Mekong river Irrawaddy dolphins face extinction

by Kieran Ball 17 Aug 2011
Mekong river Irrawaddy dolphins face extinction

Image Credit: Irrawaddy dolphins © WWF-Cambodia / Gerard Ryan

Irrawaddy dolphins could disappear from the Mekong river if action is not taken soon. That's the message from the World Wildlife Foundation (WWF), having conducted 11 studies of dolphin populations in the area between 2007 and 2010. The organisation believes that there could be fewer than 85 dolphins left in the river and that number is continuing to fall.

The distinctive dorsal fin of the Irrawaddy dolphin was once seen in great numbers up and down the Mekong river, but hunting and illegal fishing methods has decimated the numbers to near-extinction level.

It was also found that calves are experiencing high levels of mortality suggesting that pollution may also be playing its part in the demise of the Irrawaddy dolphin.
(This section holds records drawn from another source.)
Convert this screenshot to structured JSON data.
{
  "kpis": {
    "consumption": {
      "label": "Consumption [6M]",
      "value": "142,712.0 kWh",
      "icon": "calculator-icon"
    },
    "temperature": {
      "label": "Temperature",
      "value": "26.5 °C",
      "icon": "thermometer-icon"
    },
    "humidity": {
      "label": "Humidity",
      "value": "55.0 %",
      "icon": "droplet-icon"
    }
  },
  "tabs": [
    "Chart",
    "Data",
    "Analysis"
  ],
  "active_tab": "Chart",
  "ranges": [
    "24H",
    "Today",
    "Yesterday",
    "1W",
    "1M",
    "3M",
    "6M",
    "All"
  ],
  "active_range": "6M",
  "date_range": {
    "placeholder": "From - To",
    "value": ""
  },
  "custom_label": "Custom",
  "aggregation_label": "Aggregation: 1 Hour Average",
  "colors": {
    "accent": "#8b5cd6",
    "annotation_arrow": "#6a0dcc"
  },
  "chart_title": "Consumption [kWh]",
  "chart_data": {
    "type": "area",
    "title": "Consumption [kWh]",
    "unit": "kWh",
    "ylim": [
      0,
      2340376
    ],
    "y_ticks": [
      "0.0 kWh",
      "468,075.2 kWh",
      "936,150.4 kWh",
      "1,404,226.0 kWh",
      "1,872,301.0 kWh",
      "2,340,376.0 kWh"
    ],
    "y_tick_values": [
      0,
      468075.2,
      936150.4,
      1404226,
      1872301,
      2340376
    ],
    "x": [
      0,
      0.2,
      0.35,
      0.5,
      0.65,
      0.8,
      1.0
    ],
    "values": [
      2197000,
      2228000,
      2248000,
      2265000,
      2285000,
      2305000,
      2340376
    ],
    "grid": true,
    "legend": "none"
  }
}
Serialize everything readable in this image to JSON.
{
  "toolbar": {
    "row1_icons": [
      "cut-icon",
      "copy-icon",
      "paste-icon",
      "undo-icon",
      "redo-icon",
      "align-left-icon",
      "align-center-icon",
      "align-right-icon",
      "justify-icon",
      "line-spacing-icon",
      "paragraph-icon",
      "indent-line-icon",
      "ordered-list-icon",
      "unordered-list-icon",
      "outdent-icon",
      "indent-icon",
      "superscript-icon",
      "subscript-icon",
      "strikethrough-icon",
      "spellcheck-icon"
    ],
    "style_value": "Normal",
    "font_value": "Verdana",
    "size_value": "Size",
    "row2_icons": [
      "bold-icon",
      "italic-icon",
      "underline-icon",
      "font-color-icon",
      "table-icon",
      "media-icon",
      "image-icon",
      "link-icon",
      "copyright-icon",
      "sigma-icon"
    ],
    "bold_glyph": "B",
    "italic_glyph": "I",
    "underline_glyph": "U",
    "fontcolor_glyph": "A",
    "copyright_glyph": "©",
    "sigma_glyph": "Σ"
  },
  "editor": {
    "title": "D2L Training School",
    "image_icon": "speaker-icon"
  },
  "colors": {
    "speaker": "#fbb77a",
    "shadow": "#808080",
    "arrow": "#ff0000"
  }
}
Using the unique shape of each dolphin's dorsal to identify individual dolphins, the WWF research team was able to accurately estimate dolphin numbers during a number of visits to the area. At the last count, the team noted a population of between 78 and 91.

Significantly, however, high levels of birth mortality implied that the population is still in decline.

Dr Li of the WWF Freshwater Programme said: "Evidence is strong that very few young animals survive to adulthood, as older animals die off and are not replaced."

It all points to a very real chance that the dolphins will become extinct in the Mekong river unless immediate action is taken.

"Our best chance of saving this iconic species from extinction in the Mekong river is through joint conservation action," said Dr Li.

"WWF is committed to working with the Fisheries Administration, the Dolphin Commission, and communities all along the river to reverse the decline and ensure the survival of this beautiful species in the Mekong."

The WWF has recommended that the Cambodian government introduce dolphin conservation zones, as well as ban, or, at the very least, limit, the use of gillnets to prevent further losses to the Irrawaddy dolphin population.